Türkiye’de belki bir belki ikinci sıradayız
“Burada biz öğrencilerimizi de araştırma süreçlerinin içerisine katmaya çalışıyoruz çünkü geleceğimiz onlar… Hem önlisans hem lisans öğrencilerimize… Dolayısıyla araştırma yetkinliğiyle buradan ayrıldıklarında; ister akademide devam etsinler ister sanayi sektöründe ya da kendi işlerinde devam etsinler; bu yetkinlik önemli bir yetkinlik. Dolayısıyla nitelikli mezun dedim… Tabi ki çağın gerektirdiği karışık ve karmaşık ortamda 21. Yüzyıl becerileriyle mezun edebilmek için epeyce bir çalışma yaptık. Program akreditasyonu bunların en önemli güvencesi biliyorsunuz. Şu anda 26 lisans programımızın 15 tanesi akredite. Her geçen yıl da sayıları artıyor. Türkiye ortalaması yüzde 12’ler civarında. Ama bizim üniversitemizde belki bir belki de ikinci sıradayız Türkiye’de… Şu anda yüzde 60’a yaklaşmış durumda akredite program sayımız.
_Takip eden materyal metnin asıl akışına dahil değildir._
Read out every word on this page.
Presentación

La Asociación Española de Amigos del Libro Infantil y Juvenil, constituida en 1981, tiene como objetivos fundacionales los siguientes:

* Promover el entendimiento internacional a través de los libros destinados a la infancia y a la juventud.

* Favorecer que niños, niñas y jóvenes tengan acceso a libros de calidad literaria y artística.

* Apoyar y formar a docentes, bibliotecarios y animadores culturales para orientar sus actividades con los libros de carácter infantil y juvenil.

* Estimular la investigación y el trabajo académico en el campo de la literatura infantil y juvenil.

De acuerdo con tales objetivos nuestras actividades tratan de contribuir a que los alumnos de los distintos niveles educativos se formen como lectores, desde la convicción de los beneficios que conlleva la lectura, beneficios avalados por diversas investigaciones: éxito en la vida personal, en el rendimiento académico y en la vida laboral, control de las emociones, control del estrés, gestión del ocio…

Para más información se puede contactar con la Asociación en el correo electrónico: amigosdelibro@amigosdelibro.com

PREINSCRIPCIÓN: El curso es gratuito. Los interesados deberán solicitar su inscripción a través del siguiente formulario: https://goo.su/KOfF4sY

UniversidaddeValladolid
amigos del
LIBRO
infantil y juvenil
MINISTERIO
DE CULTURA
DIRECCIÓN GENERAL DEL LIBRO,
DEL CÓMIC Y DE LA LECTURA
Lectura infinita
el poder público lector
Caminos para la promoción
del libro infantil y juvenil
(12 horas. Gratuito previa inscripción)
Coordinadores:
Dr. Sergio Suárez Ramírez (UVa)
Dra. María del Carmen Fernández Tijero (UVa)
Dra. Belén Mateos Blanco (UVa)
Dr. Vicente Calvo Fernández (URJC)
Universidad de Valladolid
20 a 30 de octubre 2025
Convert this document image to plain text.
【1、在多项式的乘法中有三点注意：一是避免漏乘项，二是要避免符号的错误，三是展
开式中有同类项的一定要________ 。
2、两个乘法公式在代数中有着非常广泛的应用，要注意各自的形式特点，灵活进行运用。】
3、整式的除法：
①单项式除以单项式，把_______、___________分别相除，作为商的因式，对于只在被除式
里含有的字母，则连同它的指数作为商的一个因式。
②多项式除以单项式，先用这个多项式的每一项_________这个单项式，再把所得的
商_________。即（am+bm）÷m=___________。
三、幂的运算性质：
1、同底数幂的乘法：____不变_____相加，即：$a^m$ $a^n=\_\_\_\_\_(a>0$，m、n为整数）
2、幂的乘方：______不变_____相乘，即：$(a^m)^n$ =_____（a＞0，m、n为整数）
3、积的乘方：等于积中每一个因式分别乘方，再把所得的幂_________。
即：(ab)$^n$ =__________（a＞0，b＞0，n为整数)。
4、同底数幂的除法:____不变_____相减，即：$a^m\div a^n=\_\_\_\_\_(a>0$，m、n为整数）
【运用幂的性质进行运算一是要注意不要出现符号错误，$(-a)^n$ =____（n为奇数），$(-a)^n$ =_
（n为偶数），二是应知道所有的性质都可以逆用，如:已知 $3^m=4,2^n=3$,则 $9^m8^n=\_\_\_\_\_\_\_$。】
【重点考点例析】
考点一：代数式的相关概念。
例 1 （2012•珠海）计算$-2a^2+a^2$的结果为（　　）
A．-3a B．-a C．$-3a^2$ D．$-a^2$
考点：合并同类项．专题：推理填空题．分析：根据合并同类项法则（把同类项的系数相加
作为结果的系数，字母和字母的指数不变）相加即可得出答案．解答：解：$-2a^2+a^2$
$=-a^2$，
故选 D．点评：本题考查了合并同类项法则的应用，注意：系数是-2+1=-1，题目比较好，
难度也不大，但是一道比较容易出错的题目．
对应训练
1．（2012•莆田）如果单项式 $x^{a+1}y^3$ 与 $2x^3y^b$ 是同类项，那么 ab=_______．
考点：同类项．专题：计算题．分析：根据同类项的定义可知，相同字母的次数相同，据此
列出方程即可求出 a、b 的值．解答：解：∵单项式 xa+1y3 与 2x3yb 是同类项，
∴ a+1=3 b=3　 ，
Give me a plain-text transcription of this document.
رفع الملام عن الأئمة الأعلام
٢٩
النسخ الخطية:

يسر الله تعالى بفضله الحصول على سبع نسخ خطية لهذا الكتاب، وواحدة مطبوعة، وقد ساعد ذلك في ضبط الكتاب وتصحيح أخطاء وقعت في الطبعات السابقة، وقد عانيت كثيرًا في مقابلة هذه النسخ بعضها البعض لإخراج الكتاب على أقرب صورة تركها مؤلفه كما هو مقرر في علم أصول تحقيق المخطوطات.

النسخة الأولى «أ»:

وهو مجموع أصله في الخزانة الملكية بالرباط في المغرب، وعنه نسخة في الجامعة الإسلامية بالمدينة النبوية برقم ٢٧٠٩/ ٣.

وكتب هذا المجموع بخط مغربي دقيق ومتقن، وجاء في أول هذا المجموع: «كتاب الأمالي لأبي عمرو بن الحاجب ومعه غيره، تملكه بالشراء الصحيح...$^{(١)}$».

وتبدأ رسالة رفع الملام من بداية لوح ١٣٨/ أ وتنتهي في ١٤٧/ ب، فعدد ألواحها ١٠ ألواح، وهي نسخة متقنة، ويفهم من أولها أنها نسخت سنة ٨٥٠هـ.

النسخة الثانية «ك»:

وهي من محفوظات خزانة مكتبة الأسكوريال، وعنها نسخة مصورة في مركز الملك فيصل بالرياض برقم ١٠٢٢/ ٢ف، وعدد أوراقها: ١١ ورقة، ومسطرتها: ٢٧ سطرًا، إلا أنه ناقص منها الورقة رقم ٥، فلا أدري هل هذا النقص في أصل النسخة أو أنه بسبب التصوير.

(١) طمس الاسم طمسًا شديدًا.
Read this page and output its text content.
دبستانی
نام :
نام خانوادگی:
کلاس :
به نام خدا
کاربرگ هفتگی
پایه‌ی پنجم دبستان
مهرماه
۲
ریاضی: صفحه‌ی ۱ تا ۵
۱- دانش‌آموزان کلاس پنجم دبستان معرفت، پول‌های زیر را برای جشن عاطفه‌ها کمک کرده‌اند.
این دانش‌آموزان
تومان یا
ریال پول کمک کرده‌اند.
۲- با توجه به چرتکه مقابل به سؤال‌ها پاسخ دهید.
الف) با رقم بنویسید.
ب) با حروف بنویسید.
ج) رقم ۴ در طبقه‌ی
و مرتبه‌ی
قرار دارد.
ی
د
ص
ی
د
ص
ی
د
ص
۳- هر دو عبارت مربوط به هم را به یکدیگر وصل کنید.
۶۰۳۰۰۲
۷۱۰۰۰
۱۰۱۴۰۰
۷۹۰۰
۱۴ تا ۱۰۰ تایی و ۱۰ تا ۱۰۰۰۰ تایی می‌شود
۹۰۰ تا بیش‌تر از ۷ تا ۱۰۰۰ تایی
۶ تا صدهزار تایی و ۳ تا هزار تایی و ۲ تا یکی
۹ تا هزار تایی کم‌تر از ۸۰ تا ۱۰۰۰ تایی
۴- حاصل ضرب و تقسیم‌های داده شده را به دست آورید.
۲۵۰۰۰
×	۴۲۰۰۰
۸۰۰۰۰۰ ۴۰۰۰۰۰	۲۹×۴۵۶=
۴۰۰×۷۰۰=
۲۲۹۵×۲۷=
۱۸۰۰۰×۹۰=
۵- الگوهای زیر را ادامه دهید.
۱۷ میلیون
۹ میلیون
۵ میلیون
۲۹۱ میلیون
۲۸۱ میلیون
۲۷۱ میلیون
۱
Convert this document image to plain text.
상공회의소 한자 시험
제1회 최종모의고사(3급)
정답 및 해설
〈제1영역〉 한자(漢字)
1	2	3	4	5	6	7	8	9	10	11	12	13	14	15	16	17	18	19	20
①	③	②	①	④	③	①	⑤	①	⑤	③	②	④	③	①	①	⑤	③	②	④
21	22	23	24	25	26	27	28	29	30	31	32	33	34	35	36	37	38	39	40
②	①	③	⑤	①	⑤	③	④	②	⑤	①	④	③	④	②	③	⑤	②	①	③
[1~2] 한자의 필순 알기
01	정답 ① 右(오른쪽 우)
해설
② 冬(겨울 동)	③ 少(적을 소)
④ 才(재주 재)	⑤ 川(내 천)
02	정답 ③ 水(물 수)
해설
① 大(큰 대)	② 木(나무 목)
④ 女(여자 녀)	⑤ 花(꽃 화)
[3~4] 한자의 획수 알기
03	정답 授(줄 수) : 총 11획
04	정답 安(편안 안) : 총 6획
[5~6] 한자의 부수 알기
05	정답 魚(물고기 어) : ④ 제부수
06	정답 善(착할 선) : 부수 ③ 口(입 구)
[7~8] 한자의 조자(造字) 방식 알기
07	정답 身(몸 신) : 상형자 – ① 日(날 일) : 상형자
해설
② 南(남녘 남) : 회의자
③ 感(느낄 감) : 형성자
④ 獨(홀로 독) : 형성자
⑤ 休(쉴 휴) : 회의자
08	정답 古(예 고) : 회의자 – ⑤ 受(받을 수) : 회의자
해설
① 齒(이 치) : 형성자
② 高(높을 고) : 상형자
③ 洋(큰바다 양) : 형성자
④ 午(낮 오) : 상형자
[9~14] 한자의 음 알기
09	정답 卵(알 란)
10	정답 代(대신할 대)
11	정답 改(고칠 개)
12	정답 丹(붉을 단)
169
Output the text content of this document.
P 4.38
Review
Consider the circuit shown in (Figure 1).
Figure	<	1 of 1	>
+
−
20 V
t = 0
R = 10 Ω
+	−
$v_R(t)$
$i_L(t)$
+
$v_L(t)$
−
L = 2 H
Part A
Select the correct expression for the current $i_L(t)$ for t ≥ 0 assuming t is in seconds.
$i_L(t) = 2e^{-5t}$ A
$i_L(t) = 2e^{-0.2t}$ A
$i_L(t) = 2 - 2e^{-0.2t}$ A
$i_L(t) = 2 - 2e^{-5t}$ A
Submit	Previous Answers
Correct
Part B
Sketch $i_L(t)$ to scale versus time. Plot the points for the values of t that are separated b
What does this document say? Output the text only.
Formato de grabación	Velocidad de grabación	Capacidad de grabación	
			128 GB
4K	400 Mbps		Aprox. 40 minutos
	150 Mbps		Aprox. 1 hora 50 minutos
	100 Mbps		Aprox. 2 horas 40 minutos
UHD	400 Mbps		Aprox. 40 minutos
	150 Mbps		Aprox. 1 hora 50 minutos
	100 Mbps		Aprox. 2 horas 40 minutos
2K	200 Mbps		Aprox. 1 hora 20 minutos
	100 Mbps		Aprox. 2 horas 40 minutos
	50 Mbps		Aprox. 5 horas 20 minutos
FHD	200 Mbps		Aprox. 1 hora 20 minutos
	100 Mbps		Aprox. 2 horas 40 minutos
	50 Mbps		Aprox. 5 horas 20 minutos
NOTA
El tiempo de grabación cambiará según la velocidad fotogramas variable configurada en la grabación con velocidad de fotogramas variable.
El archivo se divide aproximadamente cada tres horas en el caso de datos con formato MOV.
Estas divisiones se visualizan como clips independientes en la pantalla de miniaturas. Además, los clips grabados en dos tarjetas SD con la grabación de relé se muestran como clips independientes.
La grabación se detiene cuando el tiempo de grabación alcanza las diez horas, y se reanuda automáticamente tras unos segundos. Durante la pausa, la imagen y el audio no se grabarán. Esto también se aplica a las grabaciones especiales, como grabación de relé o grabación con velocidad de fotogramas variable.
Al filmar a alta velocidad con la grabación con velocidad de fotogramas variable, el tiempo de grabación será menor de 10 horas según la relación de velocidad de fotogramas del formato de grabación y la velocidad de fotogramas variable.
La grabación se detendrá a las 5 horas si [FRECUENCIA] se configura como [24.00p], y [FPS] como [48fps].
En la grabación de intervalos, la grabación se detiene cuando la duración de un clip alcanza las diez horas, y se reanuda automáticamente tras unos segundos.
Dolayısıyla dış kuruluşların değerlendirmesi sonucunda güvence altına alınan bir eğitim öğretim faaliyetlerinin iç kalite güvencesinin ya da dış kalite güvencesinde birlikte ifade ediyor.”
Bir yılda 92 sıra yükseldik
“Diğer husus Sürdürülebilir Ekokampüs yaklaşımımız… İlk günden bu yana önemsediğimiz bir konu. Green Matric sıralamasına 2019 yılında 617’nci sıradan girmiştik; geçen yıl ki sıralamamız 525. Bu tüm dünya genelinde bir sıralama… Tabi burada sadece yeşil alan değil; enerji tüketimi, su tüketimi, doğal kaynakların tüketimi gibi bir takım parametreler de dikkate alınıyor. O nedenle hem eğitim öğretimde hem araştırmada, toplumsal katkıda ve sürdürülebilirlik anlamında da iddialarımız olduğunu ifade etmek yararlı olacaktır.”